Far from perfect harmony, the musical result of their method is dynamic tension and creative combustion, fueled by influences and inspirations ranging from French existentialist literature and the Bible, to trap music and Marxism. Their self-titled debut was a blast of raw gothic gospel that seemed channeled from beyond. The new album sounds more chaotic, but also more soulful and more rhythmically driven, like The Four Tops and Killing Joke collaborating on a sound collage project. It speaks of the grinding tension between hope and despair that the members encounter as they shuttle between the xenophobia of Brexit England and the open racism of Trumpist America.

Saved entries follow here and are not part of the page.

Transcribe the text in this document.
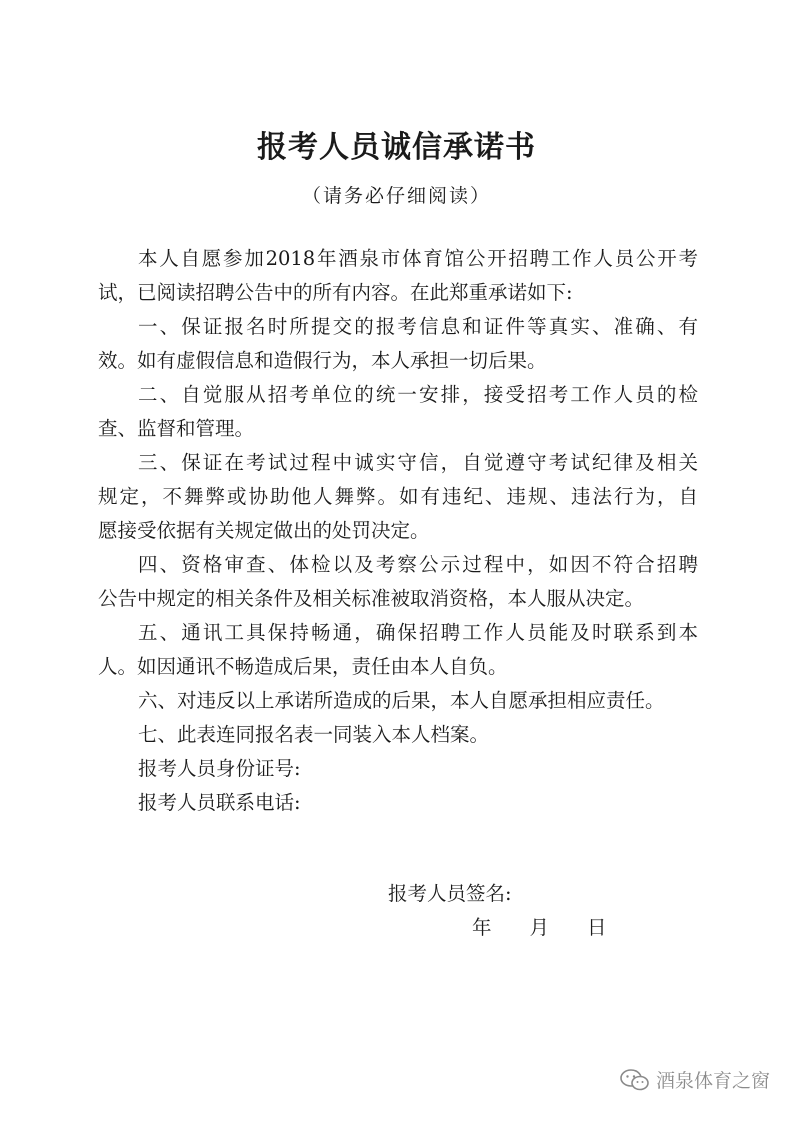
报考人员诚信承诺书
（请务必仔细阅读）
本人自愿参加2018年酒泉市体育馆公开招聘工作人员公开考
试，已阅读招聘公告中的所有内容。在此郑重承诺如下:
一、保证报名时所提交的报考信息和证件等真实、准确、有
效。如有虚假信息和造假行为，本人承担一切后果。
二、自觉服从招考单位的统一安排，接受招考工作人员的检
查、监督和管理。
三、保证在考试过程中诚实守信，自觉遵守考试纪律及相关
规定，不舞弊或协助他人舞弊。如有违纪、违规、违法行为，自
愿接受依据有关规定做出的处罚决定。
四、资格审查、体检以及考察公示过程中，如因不符合招聘
公告中规定的相关条件及相关标准被取消资格，本人服从决定。
五、通讯工具保持畅通，确保招聘工作人员能及时联系到本
人。如因通讯不畅造成后果，责任由本人自负。
六、对违反以上承诺所造成的后果，本人自愿承担相应责任。
七、此表连同报名表一同装入本人档案。
报考人员身份证号:
报考人员联系电话:
报考人员签名:
年 月 日
酒泉体育之窗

The chorus to the lead single and title track feels ecstatic, with all the pure exultation of a Motown chart-topper, but in the lyrics there is a heavy undertow of pessimism. Fisher sings “I’ve seen the underside of power/It’s just a game that can’t go on,” and the subtext is that the powerful are not as invulnerable as they look and change is going to come, but who knows when. He says that both the song and the album itself are about “doing the right thing even though you may not be able to facilitate change immediately or even in your lifetime, but doing it anyway because it’s not only the right thing to do, but also because the other option is unacceptable.” Both Tong and Fisher acknowledge that’s a bit bleak, but Fisher suggests it’s a little less bleak than their debut was. “I think this record is tinged slightly more with little rays of hope,” he says.

Tong theorizes that those “rays of hope” filtered into the album through the sheer joy of performing. “I think maybe some of the excitement and energy that comes from being a live band, the record became imbued with that,” he offers. When they perform, another radical space opens up. The stage is a place of liberation and sanctuary for Fisher. “When I’m onstage I feel completely free. I feel like I can do anything and express anything that I’ve ever wanted to express,” he says. Ultimately, it’s this small, ephemeral space for hope and freedom that Algiers wants to share with other people, however briefly, whether for the playing time of an album or the length of a set. It’s one thing they can do.